07, it is set in the X register 62 by the X set signal sent from the timing circuit 57.
Further, the output of the X register 62 is sent to the state memory 4, the selector 64, and the pattern generator 6 via the signal line 107-X. Similarly, the output of the adder circuit 61 is set in the Y register 63, and the signal line 107-Y connects the state memory 4 and the selector 65.
and sent to the pattern generator 6.

The timing circuit 57 generates various signals for controlling the expansion control section 66 and the placement position calculation section 67 as described above.

As explained above in detail using the drawings, according to the present invention, in order to draw a nested array figure as shown in FIG. 1, nested array data as shown in FIG. 2 is compressed. From the expressed data string, it can be seen that the graphic data arrangement position for drawing this array graphic can be generated based on the expansion rule explained in FIG.

[Brief explanation of the drawing]

FIG. 1 is a diagram showing an example of a nested array figure, FIG. 2 is a diagram showing an example of a data string in compressed representation, FIG. 3 is a block diagram of a graphic display device using the present invention, and FIG. 4 5 is a diagram specifically showing the main part of the nesting circuit 2, which is a component of the present invention. FIG. 5 is a diagram specifically showing the array circuit 5, which is a component of the present invention. FIG. FIG. 3 is a processing flow diagram of expansion.
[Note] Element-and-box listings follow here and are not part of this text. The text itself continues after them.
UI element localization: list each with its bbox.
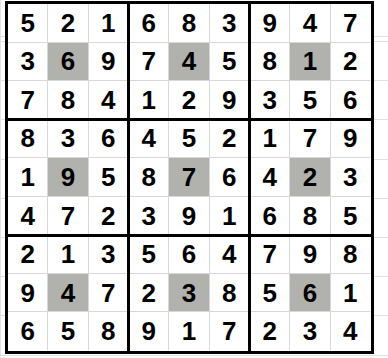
cell-r4c7[interactable]: 1: [250, 120, 290, 159]
cell-r1c8[interactable]: 4: [290, 4, 330, 43]
cell-r2c1[interactable]: 3: [8, 43, 48, 82]
cell-r4c9[interactable]: 9: [331, 120, 371, 159]
cell-r9c3[interactable]: 8: [89, 312, 129, 351]
cell-r9c9[interactable]: 4: [331, 312, 371, 351]
cell-r6c5[interactable]: 9: [169, 197, 209, 236]
cell-r8c6[interactable]: 8: [210, 274, 250, 313]
cell-r3c1[interactable]: 7: [8, 81, 48, 120]
cell-r8c4[interactable]: 2: [129, 274, 169, 313]
cell-r6c3[interactable]: 2: [89, 197, 129, 236]
cell-r7c4[interactable]: 5: [129, 235, 169, 274]
cell-r8c8[interactable]: 6: [290, 274, 330, 313]
cell-r9c7[interactable]: 2: [250, 312, 290, 351]
cell-r6c2[interactable]: 7: [48, 197, 88, 236]
cell-r7c8[interactable]: 9: [290, 235, 330, 274]
cell-r4c6[interactable]: 2: [210, 120, 250, 159]
cell-r7c7[interactable]: 7: [250, 235, 290, 274]
cell-r7c9[interactable]: 8: [331, 235, 371, 274]
cell-r5c4[interactable]: 8: [129, 158, 169, 197]
cell-r5c1[interactable]: 1: [8, 158, 48, 197]
cell-r6c6[interactable]: 1: [210, 197, 250, 236]
box-divider-vertical-1: [127, 4, 130, 351]
cell-r5c7[interactable]: 4: [250, 158, 290, 197]
cell-r9c4[interactable]: 9: [129, 312, 169, 351]
cell-r6c9[interactable]: 5: [331, 197, 371, 236]
cell-r1c7[interactable]: 9: [250, 4, 290, 43]
cell-r3c9[interactable]: 6: [331, 81, 371, 120]
cell-r1c5[interactable]: 8: [169, 4, 209, 43]
cell-r3c2[interactable]: 8: [48, 81, 88, 120]
cell-r8c2[interactable]: 4: [48, 274, 88, 313]
cell-r3c8[interactable]: 5: [290, 81, 330, 120]
cell-r3c4[interactable]: 1: [129, 81, 169, 120]
cell-r4c5[interactable]: 5: [169, 120, 209, 159]
cell-r4c1[interactable]: 8: [8, 120, 48, 159]
box-divider-vertical-2: [248, 4, 251, 351]
cell-r4c8[interactable]: 7: [290, 120, 330, 159]
cell-r2c9[interactable]: 2: [331, 43, 371, 82]
cell-r5c5[interactable]: 7: [169, 158, 209, 197]
cell-r7c6[interactable]: 4: [210, 235, 250, 274]
box-divider-horizontal-1: [8, 118, 371, 121]
cell-r8c1[interactable]: 9: [8, 274, 48, 313]
cell-r9c2[interactable]: 5: [48, 312, 88, 351]
cell-r5c9[interactable]: 3: [331, 158, 371, 197]
cell-r3c6[interactable]: 9: [210, 81, 250, 120]
cell-r6c4[interactable]: 3: [129, 197, 169, 236]
cell-r5c6[interactable]: 6: [210, 158, 250, 197]
cell-r4c4[interactable]: 4: [129, 120, 169, 159]
cell-r8c3[interactable]: 7: [89, 274, 129, 313]
cell-r9c8[interactable]: 3: [290, 312, 330, 351]
cell-r5c2[interactable]: 9: [48, 158, 88, 197]
cell-r1c4[interactable]: 6: [129, 4, 169, 43]
cell-r5c8[interactable]: 2: [290, 158, 330, 197]
cell-r2c7[interactable]: 8: [250, 43, 290, 82]
cell-r8c9[interactable]: 1: [331, 274, 371, 313]
cell-r7c3[interactable]: 3: [89, 235, 129, 274]
cell-r7c5[interactable]: 6: [169, 235, 209, 274]
cell-r9c6[interactable]: 7: [210, 312, 250, 351]
box-divider-horizontal-2: [8, 234, 371, 237]
cell-r2c2[interactable]: 6: [48, 43, 88, 82]
cell-r4c2[interactable]: 3: [48, 120, 88, 159]
cell-r1c1[interactable]: 5: [8, 4, 48, 43]
cell-r2c3[interactable]: 9: [89, 43, 129, 82]
cell-r3c3[interactable]: 4: [89, 81, 129, 120]
cell-r7c1[interactable]: 2: [8, 235, 48, 274]
cell-r6c8[interactable]: 8: [290, 197, 330, 236]
cell-r3c5[interactable]: 2: [169, 81, 209, 120]
cell-r7c2[interactable]: 1: [48, 235, 88, 274]
cell-r1c3[interactable]: 1: [89, 4, 129, 43]
cell-r2c4[interactable]: 7: [129, 43, 169, 82]
cell-r1c9[interactable]: 7: [331, 4, 371, 43]
sudoku-board: 5216839473697458127841293568364521791958…: [5, 1, 374, 354]
cell-r6c1[interactable]: 4: [8, 197, 48, 236]
cell-r2c5[interactable]: 4: [169, 43, 209, 82]
cell-r8c7[interactable]: 5: [250, 274, 290, 313]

In the figure, 1...electronic computer, 2...nesting circuit, 3...array memory, 4...state memory, 5...
Array circuit, 6...pattern generator, 7...D/
A converter, 8... Cathode ray tube, 21... Decoder, 22
...nesting level counter, 23...expansion level counter, 24...selector, 25...comparison circuit,
51...M selector, 52...N selector, 53...M
Counter, 54...N counter, 55...M comparison circuit, 56...N comparison circuit, 57...timing circuit,
58, 59...Selector, 60, 61...Addition circuit,
62...X register, 63...Y register, 64,6
5... Selector, 66... Deployment control section, 67... Arrangement position calculation section.

Claims (1)

[Claims] 1 an array memory that stores data (referred to as array data) that defines L array rules for array figures arranged in a nested manner up to L (L is a positive integer) level; Based on the array data and the intermediate state information of the array expansion at each level, the arrangement positions of all array elements are sequentially calculated while the nested array figure is expanded into an array, and the intermediate state information of each level of the array expansion is calculated. a state memory for temporarily storing the intermediate state information of each level in the array expansion of the array data generated by the array circuit;
A graphic data generation circuit comprising: a nesting circuit for instructing a level at which array expansion is to be executed next in the array circuit based on intermediate state information of expansion of the current level generated by the array circuit.